Many of the artists of The World is Too Much With Us consider the connection between biological life and human aesthetic intent-the ways we are affected by and look toward natural systems even in the process of constructing our human-ordered objects. Beverly Penn, a creator of startling and voluminous cast bronze arrangements of found botanical specimens, states that she "imagines and depicts aspects of Nature that we actually cannot see, like root systems and fungal networks, as a way of calling attention to the magic and mystery of the unseen and yet most important systems that keep our planet alive." The exquisite beauty of plant geometries, and their aching fragility under the stressors of human impacts, is also the subject of Timothy Horn's coral-inspired assemblies of metal and pearl, while ironsmith and sculptor Kim Cridler focuses on the vessel as a timeless form that holds the human need for both functionality and ornamentation.
A juxtaposition between the universal truths of nature and the contemporary attention economy is also present in the exhibit's works: Alan Bur Johnson, whose delicate constructions of framed photographic transparencies both depict and present the images of insect swarms and wings, remarks, "I could stare into my computer screen all day, every day, strategizing my path to success and greater popularity. I might even make more money if I did. But, all that would be reflected in my eyes would be me staring at myself in the screen.
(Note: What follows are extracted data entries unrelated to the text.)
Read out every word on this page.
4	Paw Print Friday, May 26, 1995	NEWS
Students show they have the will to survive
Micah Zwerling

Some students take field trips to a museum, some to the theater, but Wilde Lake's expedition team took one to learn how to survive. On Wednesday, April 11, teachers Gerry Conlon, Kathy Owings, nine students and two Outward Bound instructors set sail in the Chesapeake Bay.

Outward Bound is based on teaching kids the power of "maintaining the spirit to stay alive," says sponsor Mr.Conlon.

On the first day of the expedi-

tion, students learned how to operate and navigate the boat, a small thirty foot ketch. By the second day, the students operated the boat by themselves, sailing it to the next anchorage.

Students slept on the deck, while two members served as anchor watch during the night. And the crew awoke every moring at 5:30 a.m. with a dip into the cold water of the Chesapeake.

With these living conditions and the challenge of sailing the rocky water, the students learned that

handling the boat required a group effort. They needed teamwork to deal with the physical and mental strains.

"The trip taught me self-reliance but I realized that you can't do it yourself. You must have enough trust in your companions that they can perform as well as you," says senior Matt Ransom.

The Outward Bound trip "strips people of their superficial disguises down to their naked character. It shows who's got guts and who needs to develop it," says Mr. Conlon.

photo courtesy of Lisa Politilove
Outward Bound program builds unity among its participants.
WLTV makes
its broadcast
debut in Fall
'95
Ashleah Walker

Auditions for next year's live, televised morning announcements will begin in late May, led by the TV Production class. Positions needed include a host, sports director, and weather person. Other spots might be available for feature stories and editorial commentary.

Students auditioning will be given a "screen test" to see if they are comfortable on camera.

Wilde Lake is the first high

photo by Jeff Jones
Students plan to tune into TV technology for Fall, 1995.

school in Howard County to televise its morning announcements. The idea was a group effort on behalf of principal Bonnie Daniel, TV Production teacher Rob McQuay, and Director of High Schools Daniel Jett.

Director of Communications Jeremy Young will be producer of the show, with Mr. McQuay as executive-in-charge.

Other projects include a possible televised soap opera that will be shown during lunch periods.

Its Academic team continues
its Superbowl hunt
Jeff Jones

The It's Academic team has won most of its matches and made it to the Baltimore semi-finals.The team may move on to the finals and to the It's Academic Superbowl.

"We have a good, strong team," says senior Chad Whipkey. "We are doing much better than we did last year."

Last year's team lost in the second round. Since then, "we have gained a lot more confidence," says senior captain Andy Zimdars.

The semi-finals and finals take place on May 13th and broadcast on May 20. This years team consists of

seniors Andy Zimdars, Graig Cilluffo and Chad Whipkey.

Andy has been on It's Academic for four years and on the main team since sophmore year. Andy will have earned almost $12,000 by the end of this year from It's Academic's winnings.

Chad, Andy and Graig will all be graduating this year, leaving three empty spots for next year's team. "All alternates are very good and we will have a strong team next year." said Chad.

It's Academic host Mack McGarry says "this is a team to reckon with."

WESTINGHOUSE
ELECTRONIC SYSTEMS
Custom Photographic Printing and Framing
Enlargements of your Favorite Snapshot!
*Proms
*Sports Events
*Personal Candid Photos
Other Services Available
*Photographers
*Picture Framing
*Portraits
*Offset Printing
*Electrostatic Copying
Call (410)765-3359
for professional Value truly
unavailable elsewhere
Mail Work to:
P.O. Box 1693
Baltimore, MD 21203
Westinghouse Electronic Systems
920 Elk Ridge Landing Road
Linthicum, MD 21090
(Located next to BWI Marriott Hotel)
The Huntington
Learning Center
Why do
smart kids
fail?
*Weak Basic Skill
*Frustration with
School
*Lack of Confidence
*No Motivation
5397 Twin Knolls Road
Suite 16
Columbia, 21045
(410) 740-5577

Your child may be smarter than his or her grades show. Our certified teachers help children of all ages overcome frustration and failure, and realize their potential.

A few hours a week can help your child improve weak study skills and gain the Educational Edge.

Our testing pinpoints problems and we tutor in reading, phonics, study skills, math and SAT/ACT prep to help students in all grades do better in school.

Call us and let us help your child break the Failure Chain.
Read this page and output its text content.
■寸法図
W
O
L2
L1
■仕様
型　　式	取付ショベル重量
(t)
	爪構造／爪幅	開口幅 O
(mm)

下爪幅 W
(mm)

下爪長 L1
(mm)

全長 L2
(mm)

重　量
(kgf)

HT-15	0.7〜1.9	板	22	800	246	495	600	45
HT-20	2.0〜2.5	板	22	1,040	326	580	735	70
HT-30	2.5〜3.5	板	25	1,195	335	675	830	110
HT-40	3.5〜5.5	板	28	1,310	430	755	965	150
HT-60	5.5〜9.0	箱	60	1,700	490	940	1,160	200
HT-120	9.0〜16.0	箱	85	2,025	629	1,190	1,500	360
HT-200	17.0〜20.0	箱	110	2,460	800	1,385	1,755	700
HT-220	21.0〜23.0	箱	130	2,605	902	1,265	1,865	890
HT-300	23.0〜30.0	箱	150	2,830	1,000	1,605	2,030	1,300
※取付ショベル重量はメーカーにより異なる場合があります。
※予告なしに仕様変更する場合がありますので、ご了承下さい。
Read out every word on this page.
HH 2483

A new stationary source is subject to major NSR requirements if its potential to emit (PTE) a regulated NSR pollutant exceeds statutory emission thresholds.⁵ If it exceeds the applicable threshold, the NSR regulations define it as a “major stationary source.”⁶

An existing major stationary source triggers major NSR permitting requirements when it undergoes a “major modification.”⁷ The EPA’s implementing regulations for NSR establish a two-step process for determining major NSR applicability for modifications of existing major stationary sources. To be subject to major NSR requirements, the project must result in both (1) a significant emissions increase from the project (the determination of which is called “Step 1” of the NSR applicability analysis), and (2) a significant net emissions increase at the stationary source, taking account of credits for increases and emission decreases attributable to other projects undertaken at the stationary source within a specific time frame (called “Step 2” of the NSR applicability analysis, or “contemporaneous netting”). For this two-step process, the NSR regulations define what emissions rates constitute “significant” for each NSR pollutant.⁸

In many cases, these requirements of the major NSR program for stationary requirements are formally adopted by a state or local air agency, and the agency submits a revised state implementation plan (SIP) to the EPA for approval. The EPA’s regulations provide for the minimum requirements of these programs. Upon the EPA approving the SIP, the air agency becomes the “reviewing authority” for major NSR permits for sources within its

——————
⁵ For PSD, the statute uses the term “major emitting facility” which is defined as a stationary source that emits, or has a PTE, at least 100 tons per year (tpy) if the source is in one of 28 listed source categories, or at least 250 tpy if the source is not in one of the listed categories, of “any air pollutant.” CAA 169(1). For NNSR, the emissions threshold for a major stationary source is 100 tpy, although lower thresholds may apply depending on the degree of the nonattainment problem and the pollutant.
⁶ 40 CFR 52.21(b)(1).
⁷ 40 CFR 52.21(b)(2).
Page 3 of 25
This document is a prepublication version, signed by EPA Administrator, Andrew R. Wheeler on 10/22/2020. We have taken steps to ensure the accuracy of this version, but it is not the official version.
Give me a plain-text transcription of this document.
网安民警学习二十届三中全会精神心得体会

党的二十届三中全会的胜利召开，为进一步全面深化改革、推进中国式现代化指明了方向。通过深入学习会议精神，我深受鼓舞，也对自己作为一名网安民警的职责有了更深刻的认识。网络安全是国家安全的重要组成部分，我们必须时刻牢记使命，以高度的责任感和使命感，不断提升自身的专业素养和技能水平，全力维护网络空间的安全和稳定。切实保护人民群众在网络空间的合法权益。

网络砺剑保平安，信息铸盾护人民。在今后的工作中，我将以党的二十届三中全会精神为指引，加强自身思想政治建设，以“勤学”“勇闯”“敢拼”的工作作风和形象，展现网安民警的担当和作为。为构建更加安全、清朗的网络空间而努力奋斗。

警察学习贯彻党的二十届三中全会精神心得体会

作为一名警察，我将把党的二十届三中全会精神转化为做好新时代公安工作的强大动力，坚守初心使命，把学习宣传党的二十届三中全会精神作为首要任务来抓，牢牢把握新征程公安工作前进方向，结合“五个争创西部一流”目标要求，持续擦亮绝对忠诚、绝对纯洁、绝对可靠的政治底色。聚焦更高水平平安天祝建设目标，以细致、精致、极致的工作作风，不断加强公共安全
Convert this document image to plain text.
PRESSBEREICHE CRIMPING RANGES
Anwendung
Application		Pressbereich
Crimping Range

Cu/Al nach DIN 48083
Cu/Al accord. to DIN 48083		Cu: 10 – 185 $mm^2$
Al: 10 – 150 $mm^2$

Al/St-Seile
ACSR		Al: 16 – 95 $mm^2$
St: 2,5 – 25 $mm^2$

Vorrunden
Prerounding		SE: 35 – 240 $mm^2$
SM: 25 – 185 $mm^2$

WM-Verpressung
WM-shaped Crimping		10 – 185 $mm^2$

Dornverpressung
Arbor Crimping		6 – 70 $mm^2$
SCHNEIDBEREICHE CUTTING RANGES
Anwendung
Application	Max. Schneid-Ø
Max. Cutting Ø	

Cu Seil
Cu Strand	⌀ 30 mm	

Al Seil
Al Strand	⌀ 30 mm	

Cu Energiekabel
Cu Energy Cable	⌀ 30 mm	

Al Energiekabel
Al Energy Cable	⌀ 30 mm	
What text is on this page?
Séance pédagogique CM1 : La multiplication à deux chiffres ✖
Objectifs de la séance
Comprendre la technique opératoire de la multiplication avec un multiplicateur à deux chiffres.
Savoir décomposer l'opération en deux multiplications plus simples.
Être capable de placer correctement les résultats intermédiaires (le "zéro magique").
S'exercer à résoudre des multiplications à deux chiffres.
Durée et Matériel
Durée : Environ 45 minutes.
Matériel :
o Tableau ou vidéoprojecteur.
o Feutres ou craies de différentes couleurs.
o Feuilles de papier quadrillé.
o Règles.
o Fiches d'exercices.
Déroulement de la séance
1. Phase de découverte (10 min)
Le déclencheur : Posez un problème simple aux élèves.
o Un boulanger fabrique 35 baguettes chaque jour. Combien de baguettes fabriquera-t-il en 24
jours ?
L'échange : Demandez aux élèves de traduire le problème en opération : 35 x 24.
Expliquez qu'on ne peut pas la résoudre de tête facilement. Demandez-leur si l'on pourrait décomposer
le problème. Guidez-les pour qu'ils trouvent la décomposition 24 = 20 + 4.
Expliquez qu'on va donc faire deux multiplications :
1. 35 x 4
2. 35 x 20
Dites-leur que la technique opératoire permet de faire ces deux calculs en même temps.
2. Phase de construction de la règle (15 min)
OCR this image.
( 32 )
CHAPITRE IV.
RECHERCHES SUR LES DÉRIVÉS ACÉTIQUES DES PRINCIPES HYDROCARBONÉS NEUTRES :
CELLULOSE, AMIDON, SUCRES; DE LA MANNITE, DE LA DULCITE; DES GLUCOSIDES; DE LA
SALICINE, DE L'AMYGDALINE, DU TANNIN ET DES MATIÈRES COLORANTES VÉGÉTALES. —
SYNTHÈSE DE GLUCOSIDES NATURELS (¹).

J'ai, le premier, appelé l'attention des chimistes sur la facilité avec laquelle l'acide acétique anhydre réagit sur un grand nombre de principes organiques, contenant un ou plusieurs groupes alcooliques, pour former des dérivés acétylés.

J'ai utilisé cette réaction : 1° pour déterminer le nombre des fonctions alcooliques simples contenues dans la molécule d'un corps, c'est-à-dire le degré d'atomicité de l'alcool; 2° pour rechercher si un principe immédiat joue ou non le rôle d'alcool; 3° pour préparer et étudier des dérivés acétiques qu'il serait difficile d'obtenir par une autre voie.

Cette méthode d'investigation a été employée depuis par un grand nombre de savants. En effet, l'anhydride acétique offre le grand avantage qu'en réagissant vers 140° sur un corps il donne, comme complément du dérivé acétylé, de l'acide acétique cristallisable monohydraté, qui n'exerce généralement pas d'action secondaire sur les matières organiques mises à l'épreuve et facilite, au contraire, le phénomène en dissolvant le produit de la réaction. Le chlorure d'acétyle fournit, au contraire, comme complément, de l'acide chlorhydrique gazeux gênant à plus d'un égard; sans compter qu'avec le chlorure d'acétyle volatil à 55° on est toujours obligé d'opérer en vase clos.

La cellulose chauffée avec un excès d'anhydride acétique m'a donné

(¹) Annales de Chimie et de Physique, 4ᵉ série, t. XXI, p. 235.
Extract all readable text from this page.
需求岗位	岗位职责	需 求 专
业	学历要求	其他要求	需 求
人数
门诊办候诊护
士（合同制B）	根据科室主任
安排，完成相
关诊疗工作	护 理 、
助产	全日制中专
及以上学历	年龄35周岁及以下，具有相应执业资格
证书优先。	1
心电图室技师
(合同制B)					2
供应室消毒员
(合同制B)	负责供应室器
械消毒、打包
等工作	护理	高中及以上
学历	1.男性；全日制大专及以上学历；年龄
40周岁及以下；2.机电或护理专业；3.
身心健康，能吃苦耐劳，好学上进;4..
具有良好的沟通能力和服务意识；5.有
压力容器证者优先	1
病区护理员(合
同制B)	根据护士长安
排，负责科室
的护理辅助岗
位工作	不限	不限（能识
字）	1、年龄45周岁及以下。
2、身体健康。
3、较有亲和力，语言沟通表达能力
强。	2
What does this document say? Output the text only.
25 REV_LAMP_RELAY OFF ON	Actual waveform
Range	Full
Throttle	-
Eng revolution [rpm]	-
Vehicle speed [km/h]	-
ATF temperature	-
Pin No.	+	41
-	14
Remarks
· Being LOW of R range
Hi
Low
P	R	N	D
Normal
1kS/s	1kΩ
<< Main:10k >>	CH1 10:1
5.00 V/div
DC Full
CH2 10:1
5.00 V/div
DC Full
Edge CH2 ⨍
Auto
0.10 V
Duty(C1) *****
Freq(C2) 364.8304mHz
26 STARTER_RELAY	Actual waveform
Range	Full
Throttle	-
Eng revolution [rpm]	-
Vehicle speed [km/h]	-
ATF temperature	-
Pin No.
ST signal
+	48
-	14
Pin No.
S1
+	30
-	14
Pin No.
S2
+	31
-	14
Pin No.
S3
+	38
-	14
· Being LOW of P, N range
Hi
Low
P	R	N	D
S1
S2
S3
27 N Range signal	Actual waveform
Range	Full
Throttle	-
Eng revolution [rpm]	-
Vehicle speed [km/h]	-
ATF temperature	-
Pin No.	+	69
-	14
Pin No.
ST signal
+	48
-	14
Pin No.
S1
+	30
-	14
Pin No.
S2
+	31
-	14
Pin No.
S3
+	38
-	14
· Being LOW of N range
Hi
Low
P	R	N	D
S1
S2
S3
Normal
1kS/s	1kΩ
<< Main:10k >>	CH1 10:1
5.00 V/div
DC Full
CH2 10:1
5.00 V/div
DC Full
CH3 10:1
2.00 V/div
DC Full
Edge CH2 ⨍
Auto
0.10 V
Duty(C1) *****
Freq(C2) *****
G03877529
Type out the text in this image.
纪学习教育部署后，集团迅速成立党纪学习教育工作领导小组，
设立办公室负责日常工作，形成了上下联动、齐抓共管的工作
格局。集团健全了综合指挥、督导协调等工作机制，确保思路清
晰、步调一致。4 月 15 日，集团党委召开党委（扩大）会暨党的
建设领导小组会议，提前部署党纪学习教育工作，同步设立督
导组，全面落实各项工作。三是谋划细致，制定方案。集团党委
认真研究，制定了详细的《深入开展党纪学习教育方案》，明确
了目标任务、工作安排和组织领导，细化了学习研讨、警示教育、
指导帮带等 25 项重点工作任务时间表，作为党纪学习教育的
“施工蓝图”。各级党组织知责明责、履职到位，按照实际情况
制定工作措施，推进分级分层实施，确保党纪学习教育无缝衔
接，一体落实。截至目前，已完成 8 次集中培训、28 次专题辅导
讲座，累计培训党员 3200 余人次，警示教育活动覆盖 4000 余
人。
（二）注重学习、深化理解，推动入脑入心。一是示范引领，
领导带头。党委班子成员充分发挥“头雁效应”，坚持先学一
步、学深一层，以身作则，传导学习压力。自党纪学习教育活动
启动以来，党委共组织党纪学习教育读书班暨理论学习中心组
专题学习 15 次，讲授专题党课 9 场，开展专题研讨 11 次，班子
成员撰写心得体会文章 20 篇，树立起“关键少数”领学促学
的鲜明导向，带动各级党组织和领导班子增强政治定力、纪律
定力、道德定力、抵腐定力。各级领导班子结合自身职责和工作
In contrast, I view the circular images in my work as the reflections of nature in my eyes."
In diverse mediums, the still-life painter David Kroll, photographer Marie Navarre, and sculptor Mayme Kratz each consider the information that we receive from nature as mediated through limited human concepts of time, sentience, and storytelling. The duality between our perception of the natural world and the timeless workings of natural systems, as in Kratz's resin-encased found objects; the strangely elastic moments of memory and the passage of time, in Navarre's contemplative photo collages; and David Kroll's delicate realism depicting otherworldly narratives in which human aesthetic impulse is mediated through the existence of the wild and mysterious biological designs of nature.
Such examples of human nature in dialogue with the sublime and unknowable natural world are given poignant consideration in The World Is Too Much With Us. The exhibit's work presents abundant evidence that even in times of miraculous technology, humans will always exist in a state of unbreakable connection to the earthly systems that birthed us. The World is Too Much With Us will open to the public with a reception on October 17, and will be on exhibit until December 30, 2026.